Saturday, May 25, 2019

Consider Love--Good Friday


Sermon for SMHP, Year C, Good Friday, April 19, 2019
Luke 23:39-49
          One of the criminals who were hanged there kept deriding him and saying, ‘Are you not the Messiah? Save yourself and us!’ 40But the other rebuked him, saying, ‘Do you not fear God, since you are under the same sentence of condemnation? 41And we indeed have been condemned justly, for we are getting what we deserve for our deeds, but this man has done nothing wrong.’ 42Then he said, ‘Jesus, remember me when you come into your kingdom.’ 43He replied, ‘Truly I tell you, today you will be with me in Paradise.’
               44It was now about noon, and darkness came over the whole land until three in the afternoon, 45while the sun’s light failed; and the curtain of the temple was torn in two. 46Then Jesus, crying with a loud voice, said, ‘Father, into your hands I commend my spirit.’ Having said this, he breathed his last. 47When the centurion saw what had taken place, he praised God and said, ‘Certainly this man was innocent.’ 48And when all the crowds who had gathered there for this spectacle saw what had taken place, they returned home, beating their breasts. 49But all his acquaintances, including the women who had followed him from Galilee, stood at a distance, watching these things.

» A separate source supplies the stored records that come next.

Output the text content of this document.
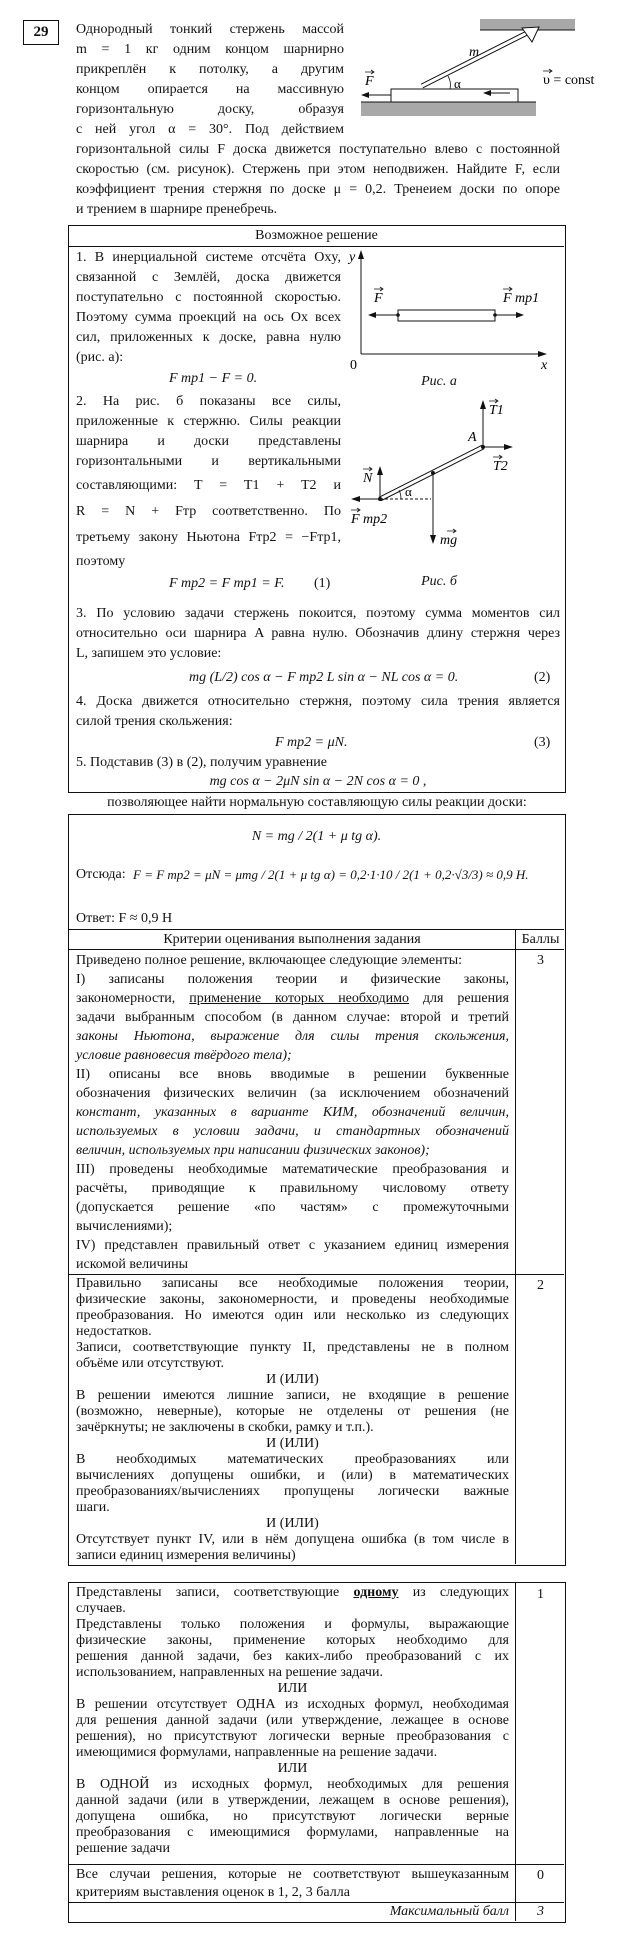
29	Однородный тонкий стержень массой
m = 1 кг одним концом шарнирно
прикреплён к потолку, а другим
концом опирается на массивную
горизонтальную доску, образуя
с ней угол α = 30°. Под действием
горизонтальной силы F доска движется поступательно влево с постоянной
скоростью (см. рисунок). Стержень при этом неподвижен. Найдите F, если
коэффициент трения стержня по доске μ = 0,2. Тренеием доски по опоре
и трением в шарнире пренебречь.
α
m
F	υ = const
Возможное решение
1. В инерциальной системе отсчёта Oxy,
связанной с Землёй, доска движется
поступательно с постоянной скоростью.
Поэтому сумма проекций на ось Ox всех
сил, приложенных к доске, равна нулю
(рис. а):
F тр1 − F = 0.
2. На рис. б показаны все силы,
приложенные к стержню. Силы реакции
шарнира и доски представлены
горизонтальными и вертикальными
составляющими: T = T1 + T2 и
R = N + Fтр соответственно. По
третьему закону Ньютона Fтр2 = −Fтр1,
поэтому
F тр2 = F тр1 = F.	(1)
y
x
0
F	F тр1
Рис. а
α
T1
T2
A
N
F тр2
mg
Рис. б
3. По условию задачи стержень покоится, поэтому сумма моментов сил
относительно оси шарнира A равна нулю. Обозначив длину стержня через
L, запишем это условие:
mg (L/2) cos α − F тр2 L sin α − NL cos α = 0.	(2)
4. Доска движется относительно стержня, поэтому сила трения является
силой трения скольжения:
F тр2 = μN.	(3)
5. Подставив (3) в (2), получим уравнение
mg cos α − 2μN sin α − 2N cos α = 0 ,
позволяющее найти нормальную составляющую силы реакции доски:
N = mg / 2(1 + μ tg α).
Отсюда: F = F тр2 = μN = μmg / 2(1 + μ tg α) = 0,2·1·10 / 2(1 + 0,2·√3/3) ≈ 0,9 Н.
Ответ: F ≈ 0,9 Н
Критерии оценивания выполнения задания	Баллы
3
Приведено полное решение, включающее следующие элементы:
I) записаны положения теории и физические законы,
закономерности, применение которых необходимо для решения
задачи выбранным способом (в данном случае: второй и третий
законы Ньютона, выражение для силы трения скольжения,
условие равновесия твёрдого тела);
II) описаны все вновь вводимые в решении буквенные
обозначения физических величин (за исключением обозначений
констант, указанных в варианте КИМ, обозначений величин,
используемых в условии задачи, и стандартных обозначений
величин, используемых при написании физических законов);
III) проведены необходимые математические преобразования и
расчёты, приводящие к правильному числовому ответу
(допускается решение «по частям» с промежуточными
вычислениями);
IV) представлен правильный ответ с указанием единиц измерения
искомой величины
2
Правильно записаны все необходимые положения теории,
физические законы, закономерности, и проведены необходимые
преобразования. Но имеются один или несколько из следующих
недостатков.
Записи, соответствующие пункту II, представлены не в полном
объёме или отсутствуют.
И (ИЛИ)
В решении имеются лишние записи, не входящие в решение
(возможно, неверные), которые не отделены от решения (не
зачёркнуты; не заключены в скобки, рамку и т.п.).
И (ИЛИ)
В необходимых математических преобразованиях или
вычислениях допущены ошибки, и (или) в математических
преобразованиях/вычислениях пропущены логически важные
шаги.
И (ИЛИ)
Отсутствует пункт IV, или в нём допущена ошибка (в том числе в
записи единиц измерения величины)
1
Представлены записи, соответствующие одному из следующих
случаев.
Представлены только положения и формулы, выражающие
физические законы, применение которых необходимо для
решения данной задачи, без каких-либо преобразований с их
использованием, направленных на решение задачи.
ИЛИ
В решении отсутствует ОДНА из исходных формул, необходимая
для решения данной задачи (или утверждение, лежащее в основе
решения), но присутствуют логически верные преобразования с
имеющимися формулами, направленные на решение задачи.
ИЛИ
В ОДНОЙ из исходных формул, необходимых для решения
данной задачи (или в утверждении, лежащем в основе решения),
допущена ошибка, но присутствуют логически верные
преобразования с имеющимися формулами, направленные на
решение задачи
0
Все случаи решения, которые не соответствуют вышеуказанным
критериям выставления оценок в 1, 2, 3 балла
Максимальный балл	3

          Some of us are verbal processors.  You know who you are.  You figure stuff out by considering it.  Out loud.  From multiple perspectives.
          Others of us are what they call “mental processors,” who should maybe be called considerers, since verbal processors are also using their brains.  Considerers are harder to read, because we have to observe…and then think…and then think some more.
          Jesus had in his life folks who processed both ways.  James and John, the Sons of Thunder—definitely verbal processors.  Peter too.  And probably Judas, who quickly came to regret his dealings with “the chief priests and officers of the temple police.”
          But there were considerers around Jesus as well.  I think Good Friday tells their story, and why they are important to the story.
          At the end, as Jesus lay dying on the cross, many in the crowd beat their breasts and cried out, and then returned to their homes.  They processed out loud, and they called attention to the travesty taking place there in Jerusalem.  Those verbal processors were important in letting folks know what was happening as it happened. 
          The considerers, as one might expect, appear at the end of the story.  Verse 49:  But all his acquaintances, including the women who had followed him from Galilee, stood at a distance, watching these things.”
          They watched. 
          As Jesus was paraded through the streets, they watched.
          As he was derided by soldiers and then criminals, they watched.
          As he hung on an instrument of torture, dying, they watched.
          They were bearing witness.  Marturia.
          They were the martyrs of the Chief Martyr.  Witnesses to the thing that God was doing in the garden, the courtroom, the road, and the hill called Golgotha.
          It took time to process what happened there.  On Sunday morning we will hear the story of some of the women, the first witnesses of the resurrection.  When they tell what they have seen, the men dismiss their words as “an idle tale.”
          It can take a while to understand the story we just heard.  And what we know will happen next.  I know I’ve been processing it for a while now.  Anybody else?
          Love is like that. 
          Make no mistake—this is a love story.  And love is not always easy to understand.  Isn’t it?  Sometimes it is hard to even recognize. 
          What God was doing at Golgotha has been studied, examined, translated, and considered for two millennia.  And still we come to it anew each year, trying to understand what we have heard, and seen. 
          We use big phrases like “substitutionary atonement” and “satisfaction theory” to try to wrap our minds around how God could agree to become human and then suffer and die on our behalf. 
          I heard something this week that helped.  A guy was talking about the sermon his pastor preached on Palm Sunday.  She was talking about the crucifixion and how hard it is to understand how God could allow Jesus, God’s only begotten child, to suffer.  And she said this:  “The cross is not something God does to Jesus; the cross is something God does as Jesus.”
          I’ve been considering that all week.
          God became incarnate in order to love us in a whole new way.  A way that can be hard to understand and maybe even to recognize.  Because it is love that asks for nothing in return, and honestly, we don’t get to see a lot of that.
          I invite you, no matter what your regular inclination is, to consider that tonight.  Consider the love that God shows us as Jesus.  Take some time to ponder just how much God cares for us and just how much God was willing to give up in order to become like us, to experience life as we do, all the way to its end.
          This consideration is our final act of witness for the season of Lent, and we come to it willingly, because witnessing is itself an act of love.  It is an act of love to stand and watch, and to tell what we have seen. 
          Consider this night how you will tell the story of God’s love as Jesus Christ.  How will you convey a love so strong, so radical that it gives everything and asks nothing?
          How will you witness to this almost incomprehensible love, before a world which is desperate to comprehend it?
          Consider that.  Consider love.